Because large trucks can cause devastating injury in an accident, truck drivers should be as alert as possible to prevent collisions on the road. Given that some truckers go for long drives on highways in Ohio and into other states, it is possible for truck drivers to experience fatigue after a while.
A fatigued trucker is less likely to pay attention to the outside world. Worse, the driver may fall asleep and veer into a collision. The National Safety Council explains different factors that may contribute to a drowsy trucker.
Lack of sleep
Truck drivers may only get a couple of hours of sleep between shifts, which is often not enough to provide proper refreshment. Even after a brief rest, a trucker is likely to feel tired again after a short while. The National Sleep Foundation suggests that sleeping for at least seven hours should allow for sufficient rest.

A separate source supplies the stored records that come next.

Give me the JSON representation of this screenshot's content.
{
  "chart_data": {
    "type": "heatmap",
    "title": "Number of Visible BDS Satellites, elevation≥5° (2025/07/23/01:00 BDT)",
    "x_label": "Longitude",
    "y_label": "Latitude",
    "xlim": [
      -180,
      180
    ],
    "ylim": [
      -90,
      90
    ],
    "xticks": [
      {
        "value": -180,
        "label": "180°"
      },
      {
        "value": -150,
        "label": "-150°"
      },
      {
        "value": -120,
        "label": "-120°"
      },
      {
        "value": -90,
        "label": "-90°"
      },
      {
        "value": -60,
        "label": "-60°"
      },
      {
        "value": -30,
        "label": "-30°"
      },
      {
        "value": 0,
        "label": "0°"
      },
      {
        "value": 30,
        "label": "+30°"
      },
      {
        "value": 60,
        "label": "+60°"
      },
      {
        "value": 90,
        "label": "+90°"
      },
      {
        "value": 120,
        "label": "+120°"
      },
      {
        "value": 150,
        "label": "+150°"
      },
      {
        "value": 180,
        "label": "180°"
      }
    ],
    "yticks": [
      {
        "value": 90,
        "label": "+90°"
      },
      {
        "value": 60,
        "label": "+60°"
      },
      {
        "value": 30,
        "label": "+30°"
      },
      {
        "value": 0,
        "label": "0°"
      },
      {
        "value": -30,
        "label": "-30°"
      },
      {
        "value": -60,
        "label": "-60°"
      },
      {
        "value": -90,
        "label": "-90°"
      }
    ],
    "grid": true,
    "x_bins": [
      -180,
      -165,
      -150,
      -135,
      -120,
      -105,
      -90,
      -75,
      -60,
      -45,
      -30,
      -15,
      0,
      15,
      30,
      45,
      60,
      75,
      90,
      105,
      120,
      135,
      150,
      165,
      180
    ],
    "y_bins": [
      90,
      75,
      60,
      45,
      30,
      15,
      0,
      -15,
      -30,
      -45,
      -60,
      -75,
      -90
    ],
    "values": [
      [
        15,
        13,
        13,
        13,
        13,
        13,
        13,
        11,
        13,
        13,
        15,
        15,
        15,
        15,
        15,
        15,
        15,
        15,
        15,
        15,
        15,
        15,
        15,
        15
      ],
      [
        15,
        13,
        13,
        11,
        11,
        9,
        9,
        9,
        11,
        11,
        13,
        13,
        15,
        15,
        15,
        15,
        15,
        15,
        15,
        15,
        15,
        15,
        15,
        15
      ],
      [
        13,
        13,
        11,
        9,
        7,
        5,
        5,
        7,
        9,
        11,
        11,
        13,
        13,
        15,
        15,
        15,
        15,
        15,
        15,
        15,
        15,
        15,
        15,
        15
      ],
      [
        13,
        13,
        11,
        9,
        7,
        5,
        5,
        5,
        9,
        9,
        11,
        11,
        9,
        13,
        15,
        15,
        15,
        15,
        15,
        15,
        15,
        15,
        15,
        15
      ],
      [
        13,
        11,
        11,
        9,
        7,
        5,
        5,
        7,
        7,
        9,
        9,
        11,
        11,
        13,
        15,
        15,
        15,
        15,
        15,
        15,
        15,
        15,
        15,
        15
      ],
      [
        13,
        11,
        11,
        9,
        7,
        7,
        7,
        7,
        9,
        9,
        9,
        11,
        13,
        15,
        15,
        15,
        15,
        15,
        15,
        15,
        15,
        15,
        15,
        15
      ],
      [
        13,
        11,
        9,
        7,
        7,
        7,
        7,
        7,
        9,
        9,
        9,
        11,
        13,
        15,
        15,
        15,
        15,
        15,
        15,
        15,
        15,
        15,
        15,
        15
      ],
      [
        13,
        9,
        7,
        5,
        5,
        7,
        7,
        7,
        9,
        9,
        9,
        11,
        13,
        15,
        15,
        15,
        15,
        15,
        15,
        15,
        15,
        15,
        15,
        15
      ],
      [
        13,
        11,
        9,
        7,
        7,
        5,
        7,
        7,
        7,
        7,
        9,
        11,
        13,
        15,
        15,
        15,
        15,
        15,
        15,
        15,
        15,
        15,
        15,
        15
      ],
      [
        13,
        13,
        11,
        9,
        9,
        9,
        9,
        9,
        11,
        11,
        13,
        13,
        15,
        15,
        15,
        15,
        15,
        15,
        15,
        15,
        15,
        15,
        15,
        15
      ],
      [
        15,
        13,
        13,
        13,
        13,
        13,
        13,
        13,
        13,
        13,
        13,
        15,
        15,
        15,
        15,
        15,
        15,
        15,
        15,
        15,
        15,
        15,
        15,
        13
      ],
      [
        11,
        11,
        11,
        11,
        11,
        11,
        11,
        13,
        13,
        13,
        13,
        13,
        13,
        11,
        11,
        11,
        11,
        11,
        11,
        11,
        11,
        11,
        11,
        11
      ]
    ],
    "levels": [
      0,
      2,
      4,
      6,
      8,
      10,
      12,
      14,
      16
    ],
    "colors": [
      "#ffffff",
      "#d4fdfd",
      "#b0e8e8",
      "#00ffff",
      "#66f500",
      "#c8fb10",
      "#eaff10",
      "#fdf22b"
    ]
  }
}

Some truckers feel the pressure to make a route in the shortest amount of time. This could be dangerous if a truck driver does not get any rest along the way. Making a stop every couple of hours could offer enough relief to help a trucker stay alert for the rest of the trip. In some instances, truckers stop to catch a nap, so they do not risk falling asleep behind the wheel.
Traveling during unusual periods
If you have a long and active night when you are usually awake during the day, you will probably feel fatigued and have problems concentrating as the evening progresses. This same problem can affect truck drivers. Truckers that choose night shifts might not adjust their sleeping schedules to sleep during the day. This abrupt shift in active hours could result in inattentive and fatigued driving.
In the event you experience a collision with a big truck, the truck driver may be responsible due to insufficient sleep or just carelessness. However, depending on the circumstances, other parties could bear liability for causing an accident and injury.